Desatados ambos, uno por la pasión por la fotografía, el
otro por las ganas de ser fotografiada por completo, las piezas de ropa
interior pronto volaron y al fin las fotos comenzaron a ser íntimas. Tenía muy
clara en la mente la imagen del primer pezón que pudo fotografiar, erguido,
sonrosado, excitado. La turgencia de sus pechos y la forma de sus nalgas. Su
ombligo, su cuello, sus labios. Fue fotografiándola centímetro a centímetro,
como si quisiera encontrar el lugar más hermoso de su piel. Incluso un par de
lunares, gemelos, orbitando uno junto al otro, en su escote, lugar magnífico
donde perder besos y respirar olores.
Y en ese punto la doctora Anna interrumpió su narración.
Desabrochó dos botones de su blusa, abrió la tela y le mostró dos lunares
idénticos a los que había descrito. Y le guiñó el ojo mientras desabrochaba el
resto de su blusa. Los ojos de Wanderer se desorbitaron pero ella le insistió
en que siguiera narrando. Como pudo intentó recordar por dónde iba, y llegó a
la imagen que más clara tenía de todo el sueño.

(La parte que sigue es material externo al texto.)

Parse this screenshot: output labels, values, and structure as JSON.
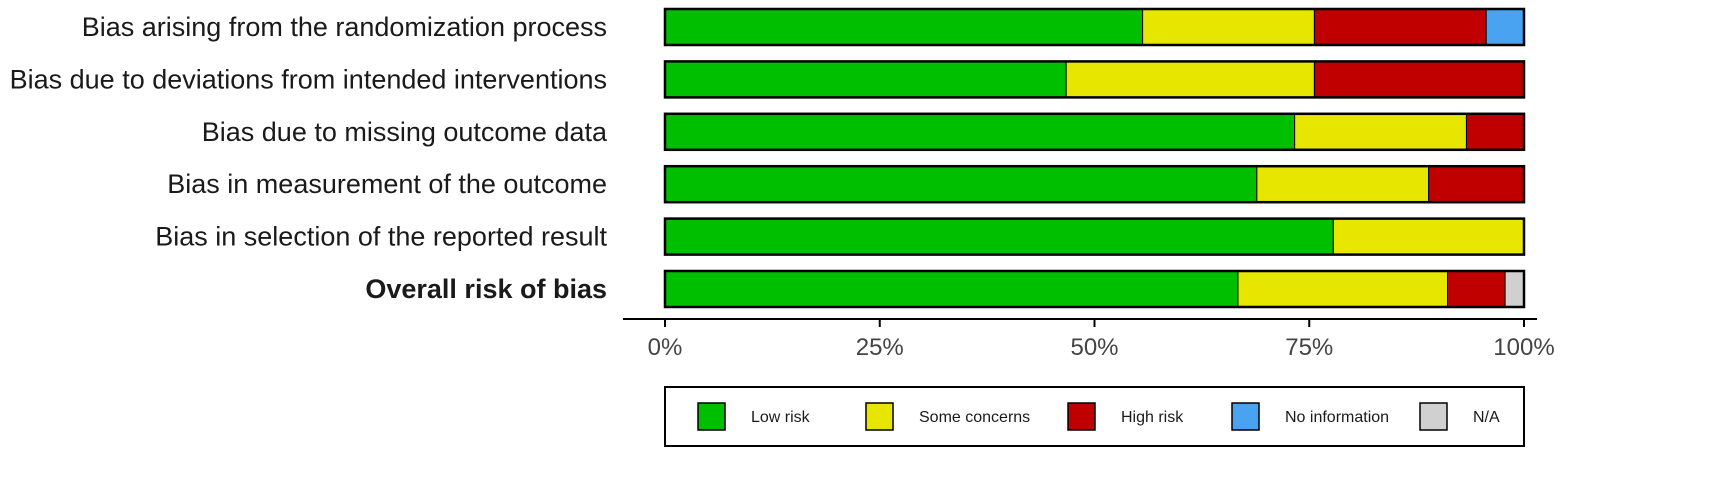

Anna, ya desatada sobre el colchón, incitando descaradamente
a Wanderer para que se la fotografiase por fin, había llevado sus dos manos
entre sus muslos. Las movía, eso era evidente, y lo glorioso de esa imagen no
podía ser captado en una sola imagen, necesitaba que fuese un vídeo, así que lo
que tenía sobre su cintura dejó de ser una cámara antigua y pasó a ser una
cámara de vídeo moderna, gentileza del reino de los sueños, y la imagen de sus
brazos moviéndose, de sus muslos apretándose entre sí, de sus dientes mordiendo
sus labios, de sus caderas agitándose a un ritmo cada vez más frenético, fueron
registradas una y otra vez, hasta que por fin separó sus muslos, y su objetivo
pudo captar, en toda su plenitud, los magníficos labios abiertos de par en par
del coño de Anna, enrojecidos, mojados, pegajosos, y sus dedos, algunos
aprisionando su clítoris, otros entrando y saliendo de su vagina, mientras los
caderazos que su doctora lanzaba al aire hacían cada vez más evidentes que el
orgasmo estaba cerca. Y mientras, Wanderer estaba justo entre sus muslos,
enfocando su coño de frente, hasta el fondo, para no dejar pasar ni una de las
contracciones del cuerpo de Anna en su sueño.
Y cuando por fin la Anna del sueño lanzaba un pequeño grito,
luego aguantaba la respiración durante tres segundos, otro grito, otros tres
segundos, y finalmente caía sobre el colchón sin sacar sus dedos de dentro de
ella, la Anna de su despacho, sin camisa y con la falda desabrochada observaba
fijamente a Wanderer, mientras narraba todo, y le preguntó, sin el menor atisbo
de duda:
–
Y tú, ¿te corriste? – lo ha
preguntado tan a bocajarro que ni siquiera le ha sorprendido.
–
¿En el sueño? No.
–
¿Y sabes por qué?
–
Ni idea…
–
Porque tenías que correrte ahora,
cuando yo me encargue de ti, aquí.
–
¿Qué quiere decir, doctora?
–
¡Oh, por dios! No me llames
doctora, ya sabes quién soy y dónde estamos. Fóllame, pero de verdad, sin
cámaras. O te despertarás y olvidarás los dos sueños, el que has tenido y el
que estás teniendo. Ven, lo estás deseando.